In 1988, Contra Costa voters, after two failed attempts, passed Measure C. This ½ cent sales tax increase provided $800 million for transportation projects around the county, including:
• Richmond Parkway
• BART extension from Concord to Pittsburg/Baypoint.
• Highway 4 widening.
• Interstate 680 widening.
• Interstate 680/California 242 Interchange.
• North Main Street bypass in Walnut Creek.
• South Broadway extension to I-608, Walnut Creek.
The program raised about $53 million annually. However, Measure C expired in March of 2009. In November of 2004, Contra Costa voters approved Measure J and extended the ½ cent sales tax for another 25 years, April 1, 2009 through March 31, 2034.
One facet of the measure included the formation of an agency to manage the funds generated by the half-cent transportation sales tax and to do countywide transportation planning. Hence the Contra Costa Transportation Authority was created. The Authority oversees the design and construction of the transportation projects included in the Expenditure Plans, carries out the programs included in the Expenditure Plans, most notably, the county’s Growth Management Program, and provides the financial structure that ensures the optimum use of the sales tax dollars as intended by the voters.
The Board of Directors has eleven members: eight comprised of two city elected officials appointed by each of the four sub-regional transportation committees from central, east, southwest and west parts of the County; two elected County officials appointed by the Board of Supervisors representing the County; and one elected official appointed by the Contra Costa Conference of Mayors.
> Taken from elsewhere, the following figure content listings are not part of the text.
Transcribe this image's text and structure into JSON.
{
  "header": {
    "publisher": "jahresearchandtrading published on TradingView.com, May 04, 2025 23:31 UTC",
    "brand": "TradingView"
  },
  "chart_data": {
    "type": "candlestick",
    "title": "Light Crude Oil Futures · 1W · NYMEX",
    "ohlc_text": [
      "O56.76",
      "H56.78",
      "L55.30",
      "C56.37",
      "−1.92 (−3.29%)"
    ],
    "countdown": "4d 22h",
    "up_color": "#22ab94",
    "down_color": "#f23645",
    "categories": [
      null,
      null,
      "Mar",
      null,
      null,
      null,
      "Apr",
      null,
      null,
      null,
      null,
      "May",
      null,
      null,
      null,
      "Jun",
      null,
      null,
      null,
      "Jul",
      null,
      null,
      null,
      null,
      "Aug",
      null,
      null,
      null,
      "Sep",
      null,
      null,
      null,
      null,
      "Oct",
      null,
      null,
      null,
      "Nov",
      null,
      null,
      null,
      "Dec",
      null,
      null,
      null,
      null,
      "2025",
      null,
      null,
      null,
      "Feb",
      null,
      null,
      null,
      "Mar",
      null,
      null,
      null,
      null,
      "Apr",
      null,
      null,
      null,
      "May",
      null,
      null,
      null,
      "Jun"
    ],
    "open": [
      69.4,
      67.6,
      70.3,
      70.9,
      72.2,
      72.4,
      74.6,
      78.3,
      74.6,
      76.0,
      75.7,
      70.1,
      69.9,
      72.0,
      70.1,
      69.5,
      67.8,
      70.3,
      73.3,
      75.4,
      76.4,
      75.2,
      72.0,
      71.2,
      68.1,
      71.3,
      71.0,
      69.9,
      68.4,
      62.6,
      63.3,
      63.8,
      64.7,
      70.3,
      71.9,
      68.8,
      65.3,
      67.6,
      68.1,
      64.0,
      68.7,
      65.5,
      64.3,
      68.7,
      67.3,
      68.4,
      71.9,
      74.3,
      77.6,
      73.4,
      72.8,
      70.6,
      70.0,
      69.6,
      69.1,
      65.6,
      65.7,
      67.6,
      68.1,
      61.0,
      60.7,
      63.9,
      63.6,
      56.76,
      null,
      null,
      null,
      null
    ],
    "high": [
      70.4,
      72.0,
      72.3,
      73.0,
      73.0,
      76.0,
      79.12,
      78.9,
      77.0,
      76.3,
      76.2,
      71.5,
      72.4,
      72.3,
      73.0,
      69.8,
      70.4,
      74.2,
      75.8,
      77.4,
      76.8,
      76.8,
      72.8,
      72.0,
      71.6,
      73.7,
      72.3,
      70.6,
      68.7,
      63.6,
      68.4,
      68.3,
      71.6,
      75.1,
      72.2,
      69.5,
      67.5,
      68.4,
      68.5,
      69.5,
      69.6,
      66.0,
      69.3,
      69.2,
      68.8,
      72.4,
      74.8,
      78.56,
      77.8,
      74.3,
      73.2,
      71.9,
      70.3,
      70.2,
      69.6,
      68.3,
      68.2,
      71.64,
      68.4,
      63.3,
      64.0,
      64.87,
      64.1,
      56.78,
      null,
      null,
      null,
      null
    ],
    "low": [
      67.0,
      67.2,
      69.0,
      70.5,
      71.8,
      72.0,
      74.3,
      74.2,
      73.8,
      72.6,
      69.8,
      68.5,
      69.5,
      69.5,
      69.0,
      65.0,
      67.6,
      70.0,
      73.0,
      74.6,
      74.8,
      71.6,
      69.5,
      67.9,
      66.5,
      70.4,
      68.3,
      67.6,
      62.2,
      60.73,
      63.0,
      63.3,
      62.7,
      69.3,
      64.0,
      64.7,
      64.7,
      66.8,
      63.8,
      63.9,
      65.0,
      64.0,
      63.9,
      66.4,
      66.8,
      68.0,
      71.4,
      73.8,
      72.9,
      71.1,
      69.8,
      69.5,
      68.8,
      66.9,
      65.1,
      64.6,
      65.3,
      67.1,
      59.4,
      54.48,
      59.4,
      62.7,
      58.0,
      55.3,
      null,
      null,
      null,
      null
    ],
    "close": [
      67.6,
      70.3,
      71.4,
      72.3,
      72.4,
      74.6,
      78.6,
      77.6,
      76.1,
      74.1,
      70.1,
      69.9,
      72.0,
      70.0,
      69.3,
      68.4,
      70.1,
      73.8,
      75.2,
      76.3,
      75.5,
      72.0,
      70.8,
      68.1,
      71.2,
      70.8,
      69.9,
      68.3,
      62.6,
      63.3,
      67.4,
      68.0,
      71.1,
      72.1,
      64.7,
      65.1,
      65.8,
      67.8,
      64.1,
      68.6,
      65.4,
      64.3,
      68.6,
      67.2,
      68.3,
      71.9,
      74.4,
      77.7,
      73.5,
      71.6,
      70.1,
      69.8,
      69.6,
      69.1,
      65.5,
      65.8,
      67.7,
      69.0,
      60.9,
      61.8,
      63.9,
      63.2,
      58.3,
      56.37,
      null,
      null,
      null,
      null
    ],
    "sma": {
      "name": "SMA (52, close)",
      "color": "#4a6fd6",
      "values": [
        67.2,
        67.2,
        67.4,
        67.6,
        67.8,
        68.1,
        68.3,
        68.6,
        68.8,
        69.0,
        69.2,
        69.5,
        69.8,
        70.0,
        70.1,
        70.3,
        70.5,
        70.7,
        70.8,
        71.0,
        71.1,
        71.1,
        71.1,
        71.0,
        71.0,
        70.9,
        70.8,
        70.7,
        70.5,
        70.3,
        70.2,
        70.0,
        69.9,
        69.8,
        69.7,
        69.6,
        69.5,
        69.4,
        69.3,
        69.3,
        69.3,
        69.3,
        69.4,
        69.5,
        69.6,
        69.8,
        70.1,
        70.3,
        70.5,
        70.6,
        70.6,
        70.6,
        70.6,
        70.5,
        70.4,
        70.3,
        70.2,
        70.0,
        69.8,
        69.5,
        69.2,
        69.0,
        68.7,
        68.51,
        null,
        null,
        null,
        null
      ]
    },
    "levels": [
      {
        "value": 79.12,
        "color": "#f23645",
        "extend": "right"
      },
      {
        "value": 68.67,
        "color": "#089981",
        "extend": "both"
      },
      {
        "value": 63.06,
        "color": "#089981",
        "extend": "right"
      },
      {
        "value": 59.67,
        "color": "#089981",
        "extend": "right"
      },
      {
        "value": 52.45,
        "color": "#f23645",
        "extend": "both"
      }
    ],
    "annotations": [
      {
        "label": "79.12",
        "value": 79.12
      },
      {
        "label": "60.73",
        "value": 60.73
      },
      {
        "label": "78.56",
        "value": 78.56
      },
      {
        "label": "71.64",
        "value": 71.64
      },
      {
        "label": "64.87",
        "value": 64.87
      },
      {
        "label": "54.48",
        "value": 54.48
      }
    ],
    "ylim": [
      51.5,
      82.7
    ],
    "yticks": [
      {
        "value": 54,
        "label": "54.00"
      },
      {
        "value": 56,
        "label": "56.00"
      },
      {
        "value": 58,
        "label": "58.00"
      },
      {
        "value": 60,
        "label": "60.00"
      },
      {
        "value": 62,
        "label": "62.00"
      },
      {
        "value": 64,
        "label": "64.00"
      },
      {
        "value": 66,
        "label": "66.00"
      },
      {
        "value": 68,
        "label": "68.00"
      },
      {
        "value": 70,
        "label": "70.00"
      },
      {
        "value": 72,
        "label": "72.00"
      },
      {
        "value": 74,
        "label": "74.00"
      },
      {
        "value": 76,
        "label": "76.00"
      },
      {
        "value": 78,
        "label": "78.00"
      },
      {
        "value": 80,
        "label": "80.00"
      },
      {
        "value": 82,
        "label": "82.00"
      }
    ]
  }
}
The Authority is its own governmental
entity, not a department or agency under the County.
In 1990 the Authority took on the role of Contra Costa County’s Congestion Management Agency (CMA). In that capacity, the Authority is the primary transportation planning agency for Contra Costa County, responsible for prioritizing our county’s share of available federal, state and regional transportation funds. As the CMA, the Authority prepares the county’s Congestion Management Program, monitors levels of service on the county’s roadways and works with other CMAs and agencies to address regional issues.
In 1992 the Authority was designated Contra Costa’s Program Manager for the return-to-source portion of the regional Transportation Fund for Clean Air (TFCA). In this capacity the Authority is responsible for the allocation of approximately $1.3 million dollars annually for projects that reduce air pollution caused by motor vehicles.
The Authority has appointed Randy Iwasaki, the current Director of Caltrans as it’s new Executive Director effective April 16, 2010.